Yurenko Yevgen P, Muždalo Anja, Černeková Michaela, Pecina Adam, Řezáč Jan, Fanfrlík Jindřich, Žáková Lenka, Jiráček Jiří, Lepšík Martin
Institute of Organic Chemistry and Biochemistry of the Czech Academy of Sciences, Flemingovo náměstí 542/2, 166 10 Prague 6, Czech Republic.
Department of Physical Chemistry, University of Chemistry and Technology, Technická 5, 166 28 Prague 6, Czech Republic.
J Chem Inf Model. 2025 Jun 9;65(11):5690-5705. doi: 10.1021/acs.jcim.5c00772. Epub 2025 May 16.
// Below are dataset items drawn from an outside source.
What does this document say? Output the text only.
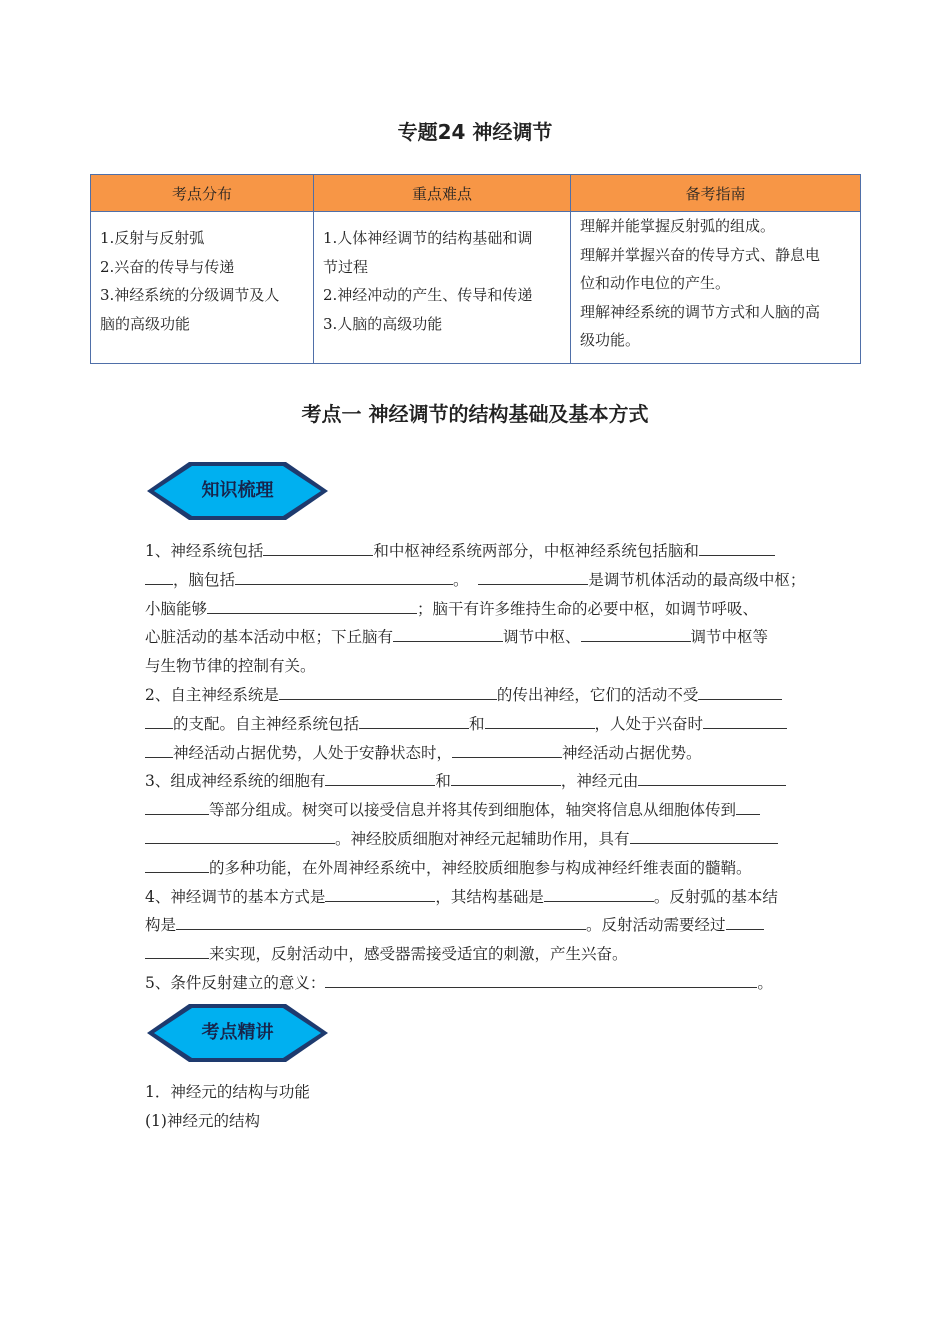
专题24 神经调节
考点分布	重点难点	备考指南

1.反射与反射弧
2.兴奋的传导与传递
3.神经系统的分级调节及人
脑的高级功能	1.人体神经调节的结构基础和调
节过程
2.神经冲动的产生、传导和传递
3.人脑的高级功能	理解并能掌握反射弧的组成。
理解并掌握兴奋的传导方式、静息电
位和动作电位的产生。
理解神经系统的调节方式和人脑的高
级功能。
考点一 神经调节的结构基础及基本方式
知识梳理
1、神经系统包括	和中枢神经系统两部分，中枢神经系统包括脑和
，脑包括	。	是调节机体活动的最高级中枢；
小脑能够	；脑干有许多维持生命的必要中枢，如调节呼吸、
心脏活动的基本活动中枢；下丘脑有	调节中枢、	调节中枢等
与生物节律的控制有关。
2、自主神经系统是	的传出神经，它们的活动不受
的支配。自主神经系统包括	和	，人处于兴奋时
神经活动占据优势，人处于安静状态时，	神经活动占据优势。
3、组成神经系统的细胞有	和	，神经元由
等部分组成。树突可以接受信息并将其传到细胞体，轴突将信息从细胞体传到
。神经胶质细胞对神经元起辅助作用，具有
的多种功能，在外周神经系统中，神经胶质细胞参与构成神经纤维表面的髓鞘。
4、神经调节的基本方式是	，其结构基础是	。反射弧的基本结
构是	。反射活动需要经过
来实现，反射活动中，感受器需接受适宜的刺激，产生兴奋。
5、条件反射建立的意义：	。
考点精讲
1．神经元的结构与功能
(1)神经元的结构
The quantitative characterization of residue contributions to protein-protein binding across extensive flexible interfaces poses a significant challenge for biophysical computations. It is attributable to the inherent imperfections in the experimental structures themselves, as well as to the lack of reliable computational tools for the evaluation of all types of noncovalent interactions. This study leverages recent advancements in semiempirical quantum-mechanical and implicit solvent approaches embodied in the PM6-D3H4S/COSMO2 method for the development of a hierarchical computational protocols encompassing molecular dynamics, fragmentation, and virtual glycine scan techniques for the investigation of flexible protein-protein interactions. As a model, the binding of insulin to its receptor is selected, a complex and dynamic process that has been extensively studied experimentally. The interaction energies calculated at the PM6-D3H4S/COSMO2 level in ten molecular dynamics snapshots did not correlate with molecular mechanics/generalized Born interaction energies because only the former method is able to describe nonadditive effects. This became evident by the examination of the energetics in small-model dimers featuring all the present types of noncovalent interactions with respect to DFT-D3 calculations. The virtual glycine scan has identified 15 hotspot residues on insulin and 15 on the insulin receptor, and their contributions have been quantified using PM6-D3H4S/COSMO2. The accuracy and credibility of the approach are further supported by the fact that all the insulin hotspots have previously been detected by biochemical and structural methods. The modular nature of the protocol has enabled the formulation of several variants, each tailored to specific accuracy and efficiency requirements. The developed computational strategy is firmly rooted in general biophysical chemistry and is thus offered as a general tool for the quantification of interactions across relevant flexible protein-protein interfaces.
对于生物物理计算而言,定量表征广泛柔性界面上蛋白质 - 蛋白质结合中残基的贡献是一项重大挑战。这归因于实验结构本身固有的不完美性,以及缺乏用于评估所有类型非共价相互作用的可靠计算工具。本研究利用了半经验量子力学和隐式溶剂方法的最新进展,这些进展体现在PM6 - D3H4S/COSMO2方法中,用于开发一种分层计算协议,该协议涵盖分子动力学、片段化和虚拟甘氨酸扫描技术,以研究柔性蛋白质 - 蛋白质相互作用。作为模型,选择了胰岛素与其受体的结合,这是一个已被广泛实验研究的复杂动态过程。在十个分子动力学快照中,在PM6 - D3H4S/COSMO2水平计算的相互作用能与分子力学/广义玻恩相互作用能不相关,因为只有前一种方法能够描述非加和效应。通过检查包含所有当前类型非共价相互作用的小模型二聚体相对于DFT - D3计算的能量学,这一点变得很明显。虚拟甘氨酸扫描已在胰岛素上鉴定出15个热点残基,在胰岛素受体上鉴定出15个热点残基,并使用PM6 - D3H4S/COSMO2对它们的贡献进行了量化。该方法的准确性和可信度进一步得到以下事实的支持:所有胰岛素热点先前都已通过生化和结构方法检测到。该协议的模块化性质使得能够制定几种变体,每种变体都针对特定的准确性和效率要求进行了定制。所开发的计算策略牢固地植根于一般生物物理化学,因此作为一种通用工具提供,用于量化相关柔性蛋白质 - 蛋白质界面上的相互作用。